Les artilleuses 1. Le Vol de la Sigillaire

À Paris en 1911, il n'est pas rare d'acheter son journal auprès d'une fée, d'aller le feuilleter en buvant un thé servi par un gnome tout en donnant quelques miettes à becqueter à des dragonnets. Bienvenue dans un univers singulier et enchanteur, qui n'empêchera cependant pas un trio de charmantes braqueuses de dérober, en utilisant l'artillerie lourde, la sigillaire, un bijou qui semble susciter de l'intérêt pour beaucoup trop de fripouilles.
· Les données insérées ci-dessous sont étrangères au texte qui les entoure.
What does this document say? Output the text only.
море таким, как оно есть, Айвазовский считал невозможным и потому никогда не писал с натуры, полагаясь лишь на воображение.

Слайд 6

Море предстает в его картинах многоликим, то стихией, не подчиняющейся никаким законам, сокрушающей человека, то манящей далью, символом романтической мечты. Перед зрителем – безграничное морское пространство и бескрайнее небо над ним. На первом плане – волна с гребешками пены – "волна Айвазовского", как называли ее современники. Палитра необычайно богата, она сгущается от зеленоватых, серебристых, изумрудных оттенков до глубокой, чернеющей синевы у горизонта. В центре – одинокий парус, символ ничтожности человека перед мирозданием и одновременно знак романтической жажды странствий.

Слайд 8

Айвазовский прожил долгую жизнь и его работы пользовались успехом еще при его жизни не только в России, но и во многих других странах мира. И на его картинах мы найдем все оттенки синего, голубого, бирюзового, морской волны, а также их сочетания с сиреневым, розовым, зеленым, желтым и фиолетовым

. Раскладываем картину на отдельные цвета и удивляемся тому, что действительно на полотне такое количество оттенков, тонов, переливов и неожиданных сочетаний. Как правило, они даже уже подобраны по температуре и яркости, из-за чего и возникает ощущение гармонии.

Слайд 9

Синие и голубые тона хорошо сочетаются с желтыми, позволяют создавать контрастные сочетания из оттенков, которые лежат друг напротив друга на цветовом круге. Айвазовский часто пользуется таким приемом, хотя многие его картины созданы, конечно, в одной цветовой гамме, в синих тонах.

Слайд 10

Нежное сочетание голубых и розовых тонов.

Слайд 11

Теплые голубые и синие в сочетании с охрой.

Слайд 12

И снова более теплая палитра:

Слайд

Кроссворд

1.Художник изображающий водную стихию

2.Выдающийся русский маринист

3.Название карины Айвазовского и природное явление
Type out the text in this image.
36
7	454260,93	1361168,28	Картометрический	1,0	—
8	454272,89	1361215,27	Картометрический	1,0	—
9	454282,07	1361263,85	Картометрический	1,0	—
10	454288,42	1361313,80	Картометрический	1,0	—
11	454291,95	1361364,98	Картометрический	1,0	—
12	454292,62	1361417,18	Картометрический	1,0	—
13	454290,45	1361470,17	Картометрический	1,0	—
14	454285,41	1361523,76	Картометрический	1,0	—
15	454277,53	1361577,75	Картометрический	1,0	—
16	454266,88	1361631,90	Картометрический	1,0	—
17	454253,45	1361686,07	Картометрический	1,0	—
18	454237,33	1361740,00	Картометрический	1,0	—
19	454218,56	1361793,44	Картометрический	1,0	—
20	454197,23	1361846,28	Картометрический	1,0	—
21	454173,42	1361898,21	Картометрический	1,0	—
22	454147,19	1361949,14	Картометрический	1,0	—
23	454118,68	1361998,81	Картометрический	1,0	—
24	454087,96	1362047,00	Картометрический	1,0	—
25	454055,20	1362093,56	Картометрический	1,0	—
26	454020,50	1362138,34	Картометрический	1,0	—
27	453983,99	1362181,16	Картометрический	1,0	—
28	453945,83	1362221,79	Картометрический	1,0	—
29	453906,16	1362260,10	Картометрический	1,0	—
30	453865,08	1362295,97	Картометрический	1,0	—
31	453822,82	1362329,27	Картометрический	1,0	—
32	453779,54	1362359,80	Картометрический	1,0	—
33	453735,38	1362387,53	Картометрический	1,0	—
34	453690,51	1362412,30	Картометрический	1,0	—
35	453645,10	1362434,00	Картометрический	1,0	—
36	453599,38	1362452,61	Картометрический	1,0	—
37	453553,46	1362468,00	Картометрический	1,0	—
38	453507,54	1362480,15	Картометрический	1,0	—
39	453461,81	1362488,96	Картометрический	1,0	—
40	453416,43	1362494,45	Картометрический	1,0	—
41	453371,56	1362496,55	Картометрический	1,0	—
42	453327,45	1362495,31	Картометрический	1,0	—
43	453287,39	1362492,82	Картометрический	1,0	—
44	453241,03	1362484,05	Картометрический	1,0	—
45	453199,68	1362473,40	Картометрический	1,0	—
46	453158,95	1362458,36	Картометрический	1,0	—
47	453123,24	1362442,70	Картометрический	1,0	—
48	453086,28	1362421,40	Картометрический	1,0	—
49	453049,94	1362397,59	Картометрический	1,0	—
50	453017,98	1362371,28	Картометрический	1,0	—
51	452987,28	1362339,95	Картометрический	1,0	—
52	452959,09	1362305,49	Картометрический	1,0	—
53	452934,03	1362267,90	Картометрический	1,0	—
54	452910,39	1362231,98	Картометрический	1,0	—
Se fier au joli minois de Lady Remington, se régaler devant les très belles gambettes de Miss Winchester, ou succomber face au sourire enjôleur de Louison pourrait en condamner plus d'un. Un peu à l'image de ses personnages chimériques capables de passer de l'Outremonde à la terre, Pierre Pevel profite également de cette "passerelle" surnaturelle pour sauter provisoirement du roman à la bande dessinée. L'écrivain des Lames du Cardinal et de Haut-Royaume, certainement un des plus populaires de fantasy hexagonale et probablement le plus apprécié, puise ses idées ici et là dans ses récits pour raconter une histoire qui s'apparente comme deux gouttes d'eau à un spin-off de "son" Paris des Merveilles. Dans un cadre presque idyllique qui mêle les espèces, les machines volantes et les hybrides en tous genres, il brosse le portrait et narre les péripéties de trois cambrioleuses en jupons, sachant bigrement mieux se servir d'engins explosifs et d'armes à feu que de leurs poudriers. La trame, ficelée autour de la fauche commanditée de ce qui s'apparente à une sorte d'amulette précieuse, est, à ce stade de la lecture, aussi simpliste qu'elle est dynamique.

Les trognes naturellement cocasses des uns, les postures caricaturales et les expressions des autres, autorisent le jeune public, tout autant que leurs aînés, à s'engouffrer en toute simplicité dans cet étonnant monde imaginaire. Le coup de crayon très humoristique d'Étienne Willem (Les ailes du singes, La fille de l'exposition universelle), les perspectives opérées par rapport aux arrière-plans, ainsi que les cadrages sur certaines scènes majeures sont une petite sucrerie pour les yeux. Et que dire, si ce n'est "beau", du travail de Tanja Wenisch et des couleurs vives qu'elle a su donner aux protagonistes, leur apportant, ainsi, un indéniable relief.

Le vol de la sigillaire, premier coup de pétard de ces surprenantes Artilleuses, parvient à poser les fondements de ce qui pourrait devenir par la suite, particulièrement explosif.